I already look at really confident women, regardless of size and think “that’s beautiful.” Now I just have to get my brain to apply that to my own reflection. I need to reframe my thinking.
— Brandis Ohlsson

I worry a bit, that I may have pushed my own issues about body and eating, on other impressionable girls. It’s changing now, but this industry that I am in hasn’t always been so kind to varying body types. I’ve told already thin girls who wanted to be models that they had to work harder, that they should put the treadmill on a higher incline, to eat “healthier”. I always said I wanted them to stay in shape in a safe way, but honestly I was only there on the days when they’d get a tape measure wrapped around their little waists. These teenage girls, learning at a too young age that their worth within this industry that they dreamed of being a part of hinged on them staying thin, or getting thinner. I didn’t push back when clients told me someone’s hips were too big. I didn’t try to be a part of the change. I went along with “ideals” not realizing I too had been poisoned long ago, and needed to get off the Kool-Aid. Can anyone recommend a 12 step program?

I turned 39 this year and I have noticed it’s been one of the hardest years for me to date, when it comes to the battle between my body and brain. It’s been the year of the pandemic, so obviously there has been some eating of the feelings. But there’s also been a lot of working out, on the treadmill in the basement trying to outrun the stress. But I can’t outrun age. And at 39, my body is changing. I haven’t necessarily put on a lot of weight, but the composition of my body seems to be, for lack of a better way to say it, settling. I think I am side to side wider. Everything fits a little differently. Not drastic, but noticeable to me. Today I put on a pair of size 26 boyfriend jeans I have had for a few years. They’re cropped at the ankle, so I tend to wear them in the spring and summer. Today I realized they weren’t fitting like a pair of boyfriend jeans anymore- they’re meant to be a little big. They’re my comfy jeans—Edit— they were, my comfy jeans. Today I am realizing I am more of a size 27, dare I say, 28 in some brands?
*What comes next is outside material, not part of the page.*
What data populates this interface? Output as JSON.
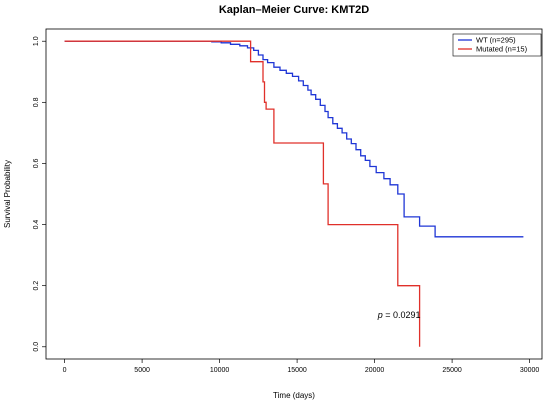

And I get it— “boohoo, poor me” etc. etc. I am well aware that this is still considered on the smaller side of things and before the trolls roll in, I am not looking for sympathy of any kind. But to me? In my head? This is a big deal. This is a big change. And I am trying to maneuver staying healthy of mind and body, while aging gracefully, while healing a boat load of past trauma that’s made it so that at 39 years old, moving from a size 2 to a size 4, doesn’t spiral me into a dark pit of depression and anxiety. 

I want to be a woman who feels confident about her body, who doesn’t stress about (imaginary?) judgement when I reach for a cookie, who isn’t downloading and deleting My Fitness Pal biweekly, who doesn’t feel the need or desire to have the body of a teenage girl when I have this body, this amazing body, that’s been through so much with me and really, done me quite well considering some of the shit I have put it through. I know I can get there. I already look at really confident women, regardless of size and think “that’s beautiful.” Now I just have to get my brain to apply that to my own reflection. I need to reframe my thinking.

My name is Brandis Ohlsson, and I am a happy woman. My name is Brandis Ohlsson, and I feel so much love in my life. My name is Brandis Ohlsson, and the size of my jeans doesn’t f&cking matter.